Ma mentre alla Scala il pubblico era perplesso, due eventi totalmente diversi hanno invece entusiasmato i rispettivi pubblici: la prima esecuzione assoluta del melologo “Sull’acqua (sotto di noi il diluvio)” di Fabio Vacchi, sabato sera all’Auditorium di Milano e, il giorno dopo, un concerto per soprano, baritono e pianoforte di musiche islandesi all’Accademia Europea di Erba.

Ne parleremo la prossima settimana, ma non posso non annunciare i due programmi che hanno destato entusiasmi da stadio in occasioni e in ambienti tanto diversi.

Il melologo di Vacchi, molto ben diretto da Claire Gibault e perfettamente eseguito dalla Verdi, è scritto su un magnifico testo di Michele Serra che oserei chiamare “biblico” per la potente evocazione della presenza dell’acqua sulla terra e sotto terra, del suo rapporto con gli uomini, le cose, le fabbriche, le coltivazioni, con la città (Milano), il territorio (la Lombardia) e i grandi e piccoli canali (i navigli, le rogge) che lo disegnano; la preziosa orchestrazione di Vacchi, con l’uso appassionato e spregiudicato della tonalità e con le raffinate allusioni a pagine antiche come quelle di Grieg e di Prokof’ev, ha creato una tensione continua, in perfetta sintonia con la bella voce di Lella Costa, deliziando il pubblico che non smetteva di festeggiare autori e interpreti.
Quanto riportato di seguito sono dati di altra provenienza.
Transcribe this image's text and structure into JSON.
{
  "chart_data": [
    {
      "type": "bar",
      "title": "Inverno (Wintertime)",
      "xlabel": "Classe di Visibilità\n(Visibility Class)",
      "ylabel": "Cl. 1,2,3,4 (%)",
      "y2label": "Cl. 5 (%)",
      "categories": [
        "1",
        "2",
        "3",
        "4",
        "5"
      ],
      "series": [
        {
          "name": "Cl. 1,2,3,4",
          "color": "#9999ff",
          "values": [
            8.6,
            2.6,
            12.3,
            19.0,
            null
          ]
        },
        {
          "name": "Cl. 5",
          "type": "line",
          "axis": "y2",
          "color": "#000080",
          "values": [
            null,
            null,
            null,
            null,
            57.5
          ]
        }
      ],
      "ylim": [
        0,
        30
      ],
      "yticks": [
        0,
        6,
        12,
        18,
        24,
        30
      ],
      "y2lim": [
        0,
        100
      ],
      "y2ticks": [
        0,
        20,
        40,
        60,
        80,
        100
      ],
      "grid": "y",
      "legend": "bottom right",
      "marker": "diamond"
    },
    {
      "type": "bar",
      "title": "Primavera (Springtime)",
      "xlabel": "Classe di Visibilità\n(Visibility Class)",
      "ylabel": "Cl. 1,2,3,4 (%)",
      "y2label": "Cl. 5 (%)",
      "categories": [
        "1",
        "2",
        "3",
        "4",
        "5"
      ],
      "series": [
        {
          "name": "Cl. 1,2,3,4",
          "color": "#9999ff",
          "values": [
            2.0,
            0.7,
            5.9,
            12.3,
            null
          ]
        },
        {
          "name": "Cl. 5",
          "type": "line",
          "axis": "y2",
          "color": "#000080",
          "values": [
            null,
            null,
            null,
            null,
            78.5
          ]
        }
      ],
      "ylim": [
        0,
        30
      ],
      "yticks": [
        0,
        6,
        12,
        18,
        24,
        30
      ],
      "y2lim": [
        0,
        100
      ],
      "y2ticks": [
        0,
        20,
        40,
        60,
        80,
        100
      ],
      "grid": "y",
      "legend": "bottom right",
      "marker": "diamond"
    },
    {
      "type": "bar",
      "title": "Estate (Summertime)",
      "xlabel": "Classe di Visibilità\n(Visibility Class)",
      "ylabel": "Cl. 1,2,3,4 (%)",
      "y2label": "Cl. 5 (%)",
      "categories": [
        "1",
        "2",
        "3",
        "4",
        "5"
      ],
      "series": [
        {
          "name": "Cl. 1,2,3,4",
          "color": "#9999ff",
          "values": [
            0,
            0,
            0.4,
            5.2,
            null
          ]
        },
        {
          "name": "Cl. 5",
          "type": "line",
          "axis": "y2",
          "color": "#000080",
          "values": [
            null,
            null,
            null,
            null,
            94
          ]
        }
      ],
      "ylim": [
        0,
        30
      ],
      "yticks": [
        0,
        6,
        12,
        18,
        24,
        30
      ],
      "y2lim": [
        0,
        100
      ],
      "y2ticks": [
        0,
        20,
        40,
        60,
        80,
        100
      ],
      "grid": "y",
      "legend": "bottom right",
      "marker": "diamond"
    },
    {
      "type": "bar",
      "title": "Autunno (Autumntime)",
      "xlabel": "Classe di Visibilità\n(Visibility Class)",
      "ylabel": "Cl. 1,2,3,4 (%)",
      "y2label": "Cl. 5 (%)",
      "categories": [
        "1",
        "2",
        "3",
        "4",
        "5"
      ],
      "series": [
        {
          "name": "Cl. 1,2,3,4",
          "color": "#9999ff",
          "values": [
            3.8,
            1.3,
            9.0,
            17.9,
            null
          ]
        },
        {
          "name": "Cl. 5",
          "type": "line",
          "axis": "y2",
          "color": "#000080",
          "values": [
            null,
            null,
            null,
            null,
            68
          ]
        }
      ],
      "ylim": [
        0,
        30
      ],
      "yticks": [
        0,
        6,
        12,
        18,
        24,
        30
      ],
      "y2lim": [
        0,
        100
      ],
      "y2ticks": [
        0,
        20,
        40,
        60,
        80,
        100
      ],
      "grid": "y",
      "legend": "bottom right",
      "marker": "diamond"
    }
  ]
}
L’inebriante sensazione di assistere alla nascita di una musica che resterà nella storia e fino a un’ora prima non esisteva, potrà sembrare banale ma è stata davvero potente.

Tutt’altra storia, ma una serata non meno eccitante e amabile, quella islandese che si è svolta domenica nel solito meraviglioso castello di Pomerio dove, sotto la discreta direzione di Stephan Coles, la soprano Hanna Fridrikdottir e il baritono Olafur Kjartan Sigurdarson, accompagnati al pianoforte da Vovka Ashkenazy, hanno eseguito un programma di Lieder romantici – talvolta pieni di humour e sempre di grande qualità – di quella terra estrema.

I due cantanti islandesi (anche Vovka Ashkenazy è nato in Islanda, durante il lungo periodo di permanenza della famiglia nell’isola dei Geyser) si sono alternati sul palcoscenico e a volte hanno duettato insieme, come nel bis di Bernstein, tratto da West Side Story, in cui viene evocato il tema del Lago dei Cigni di Čajkovskij. Una grande festa, con la potentissima e limpida voce baritonale di Sigurdarson e quella più discreta, ma delicatissima e colta, della Fridrikdottir docente della Accademia erbese, davanti a un pubblico molto internazionale che commentava in tutte le lingue d’Europa con la disinvoltura dei veri appassionati di musica che, proprio grazie a essa, si sentono cittadini del mondo.

Sabato e domenica 10 ed 11 ottobre, alle 19.30, l’Accademia di Erba terrà due concerti all’Expo nel padiglione della Romania; credo che siano due concerti da non perdere. Così come sarebbe auspicabile che l’Auditorium mettesse in calendario qualche replica del melologo di Vacchi – Serra perché non è giusto che solo pochi privilegiati o lungimiranti abbiano potuto goderlo.